An admirable indie effort for what appears to be a no-budget movie, You Belong to Me plays off the paranoia of the crowded urban landscape. Have you ever wondered how people can be lonely in a big city? Or how folks can die in a packed apartment building, but no one will discover them for days?
Jeffrey (Daniel Sauli) shares an apartment in the big city with his best friend Nicki (Heather Simms). However, things are too close for comfort one too many times when she busts in on him getting busy with his latest fling, a hottie name Rene (Julien Lucas). Rene stomps out, that’s it, it’s over. Jeffrey also stomps out, deciding maybe it is time to get a place of his own. He comes about this in a strange way. He sees Rene on the street canoodling with another man, covertly follows him home (where Jeffrey was never invited), and sees a For Rent sign on the building. More than a little stalker-ish, if you ask me. But Rene doesn’t turn out to be the problem (despite his shock at seeing his ex in the hallway, cheerfully saying, “Hi, neighbor!”
The odd cookie in this mix is the overly friendly landlady Gladys (Patti D’Arbanville). Oh, how Gladys loves Jeffrey, her new tenant. Oh, how handy he is, fixing up the old place and making it shine! Oh, how is reminds her of her own son! When Nikki stops by to see Jeffrey in his new place, she is a little alarmed to see him being spoon fed dinner by his new landlord. Ahem, indeed.

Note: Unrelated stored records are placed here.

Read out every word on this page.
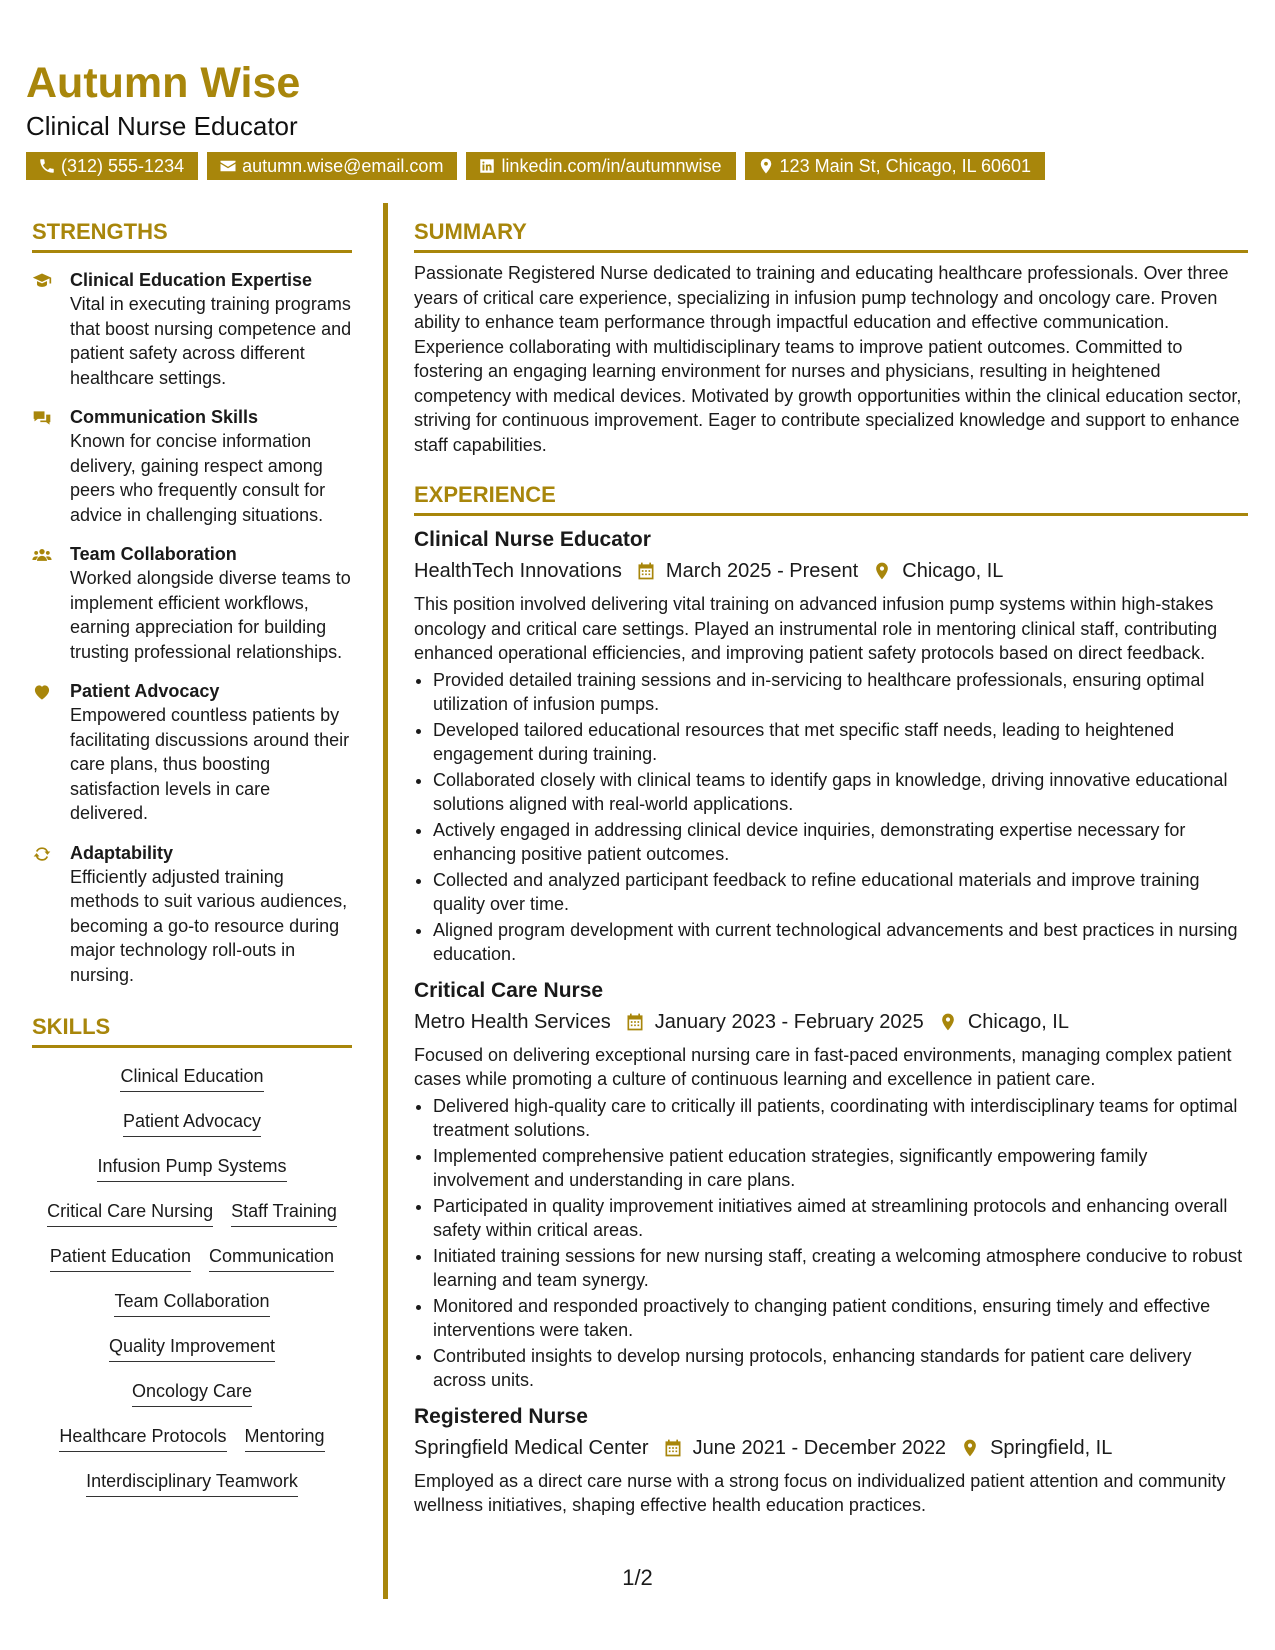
Autumn Wise
Clinical Nurse Educator
(312) 555-1234	autumn.wise@email.com	linkedin.com/in/autumnwise	123 Main St, Chicago, IL 60601
STRENGTHS
Clinical Education Expertise
Vital in executing training programs that boost nursing competence and patient safety across different healthcare settings.
Communication Skills
Known for concise information delivery, gaining respect among peers who frequently consult for advice in challenging situations.
Team Collaboration
Worked alongside diverse teams to implement efficient workflows, earning appreciation for building trusting professional relationships.
Patient Advocacy
Empowered countless patients by facilitating discussions around their care plans, thus boosting satisfaction levels in care delivered.
Adaptability
Efficiently adjusted training methods to suit various audiences, becoming a go-to resource during major technology roll-outs in nursing.
SKILLS
Clinical Education
Patient Advocacy
Infusion Pump Systems
Critical Care Nursing Staff Training
Patient Education Communication
Team Collaboration
Quality Improvement
Oncology Care
Healthcare Protocols Mentoring
Interdisciplinary Teamwork
SUMMARY
Passionate Registered Nurse dedicated to training and educating healthcare professionals. Over three years of critical care experience, specializing in infusion pump technology and oncology care. Proven ability to enhance team performance through impactful education and effective communication. Experience collaborating with multidisciplinary teams to improve patient outcomes. Committed to fostering an engaging learning environment for nurses and physicians, resulting in heightened competency with medical devices. Motivated by growth opportunities within the clinical education sector, striving for continuous improvement. Eager to contribute specialized knowledge and support to enhance staff capabilities.
EXPERIENCE
Clinical Nurse Educator
HealthTech Innovations March 2025 - Present Chicago, IL
This position involved delivering vital training on advanced infusion pump systems within high-stakes oncology and critical care settings. Played an instrumental role in mentoring clinical staff, contributing enhanced operational efficiencies, and improving patient safety protocols based on direct feedback.
• Provided detailed training sessions and in-servicing to healthcare professionals, ensuring optimal utilization of infusion pumps.
• Developed tailored educational resources that met specific staff needs, leading to heightened engagement during training.
• Collaborated closely with clinical teams to identify gaps in knowledge, driving innovative educational solutions aligned with real-world applications.
• Actively engaged in addressing clinical device inquiries, demonstrating expertise necessary for enhancing positive patient outcomes.
• Collected and analyzed participant feedback to refine educational materials and improve training quality over time.
• Aligned program development with current technological advancements and best practices in nursing education.
Critical Care Nurse
Metro Health Services January 2023 - February 2025 Chicago, IL
Focused on delivering exceptional nursing care in fast-paced environments, managing complex patient cases while promoting a culture of continuous learning and excellence in patient care.
• Delivered high-quality care to critically ill patients, coordinating with interdisciplinary teams for optimal treatment solutions.
• Implemented comprehensive patient education strategies, significantly empowering family involvement and understanding in care plans.
• Participated in quality improvement initiatives aimed at streamlining protocols and enhancing overall safety within critical areas.
• Initiated training sessions for new nursing staff, creating a welcoming atmosphere conducive to robust learning and team synergy.
• Monitored and responded proactively to changing patient conditions, ensuring timely and effective interventions were taken.
• Contributed insights to develop nursing protocols, enhancing standards for patient care delivery across units.
Registered Nurse
Springfield Medical Center June 2021 - December 2022 Springfield, IL
Employed as a direct care nurse with a strong focus on individualized patient attention and community wellness initiatives, shaping effective health education practices.
1/2
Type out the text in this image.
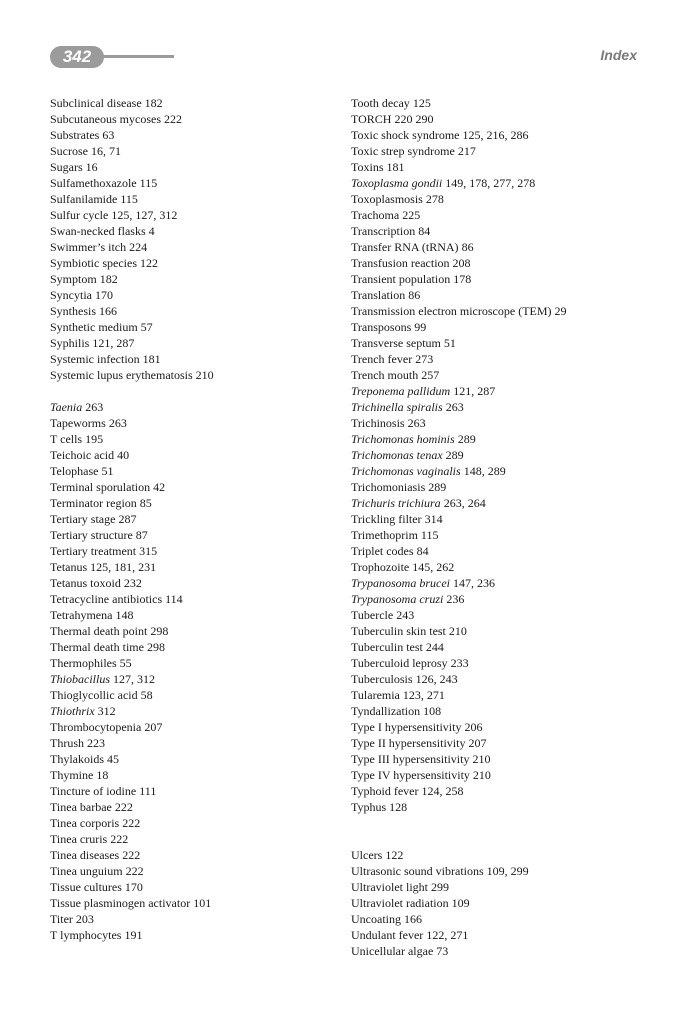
342	Index
Subclinical disease 182
Subcutaneous mycoses 222
Substrates 63
Sucrose 16, 71
Sugars 16
Sulfamethoxazole 115
Sulfanilamide 115
Sulfur cycle 125, 127, 312
Swan-necked flasks 4
Swimmer’s itch 224
Symbiotic species 122
Symptom 182
Syncytia 170
Synthesis 166
Synthetic medium 57
Syphilis 121, 287
Systemic infection 181
Systemic lupus erythematosis 210
Taenia 263
Tapeworms 263
T cells 195
Teichoic acid 40
Telophase 51
Terminal sporulation 42
Terminator region 85
Tertiary stage 287
Tertiary structure 87
Tertiary treatment 315
Tetanus 125, 181, 231
Tetanus toxoid 232
Tetracycline antibiotics 114
Tetrahymena 148
Thermal death point 298
Thermal death time 298
Thermophiles 55
Thiobacillus 127, 312
Thioglycollic acid 58
Thiothrix 312
Thrombocytopenia 207
Thrush 223
Thylakoids 45
Thymine 18
Tincture of iodine 111
Tinea barbae 222
Tinea corporis 222
Tinea cruris 222
Tinea diseases 222
Tinea unguium 222
Tissue cultures 170
Tissue plasminogen activator 101
Titer 203
T lymphocytes 191
Tooth decay 125
TORCH 220 290
Toxic shock syndrome 125, 216, 286
Toxic strep syndrome 217
Toxins 181
Toxoplasma gondii 149, 178, 277, 278
Toxoplasmosis 278
Trachoma 225
Transcription 84
Transfer RNA (tRNA) 86
Transfusion reaction 208
Transient population 178
Translation 86
Transmission electron microscope (TEM) 29
Transposons 99
Transverse septum 51
Trench fever 273
Trench mouth 257
Treponema pallidum 121, 287
Trichinella spiralis 263
Trichinosis 263
Trichomonas hominis 289
Trichomonas tenax 289
Trichomonas vaginalis 148, 289
Trichomoniasis 289
Trichuris trichiura 263, 264
Trickling filter 314
Trimethoprim 115
Triplet codes 84
Trophozoite 145, 262
Trypanosoma brucei 147, 236
Trypanosoma cruzi 236
Tubercle 243
Tuberculin skin test 210
Tuberculin test 244
Tuberculoid leprosy 233
Tuberculosis 126, 243
Tularemia 123, 271
Tyndallization 108
Type I hypersensitivity 206
Type II hypersensitivity 207
Type III hypersensitivity 210
Type IV hypersensitivity 210
Typhoid fever 124, 258
Typhus 128
Ulcers 122
Ultrasonic sound vibrations 109, 299
Ultraviolet light 299
Ultraviolet radiation 109
Uncoating 166
Undulant fever 122, 271
Unicellular algae 73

From there, it seems that Jeffrey is the last person to think that something is dreadfully wrong with the scenario, even when he starts to hear tortured moaning under his floorboards, in the general vicinity of his landlady’s flat. Needless to say, when he starts to get curious, he is in for a surprise.
You Belong to Me is full of surprising twists, like any claustrophobic thriller. Just when I think it is going to be predictable, it offer up a plot turn that I didn’t expect. Patti D’Arbanville easily steals the show as Gladys (the actor playing Jeffrey is basically the straight man, aka a little bland), and she manages to reign in the “crazy landlady” schtick, even when it is obvious she could have gone completely overboard. She make Gladys a very real threat. This lady could really live next door. But if she knocks on my door and offers to spoon-feed me a fully-cooked dinner, I might get a little wary.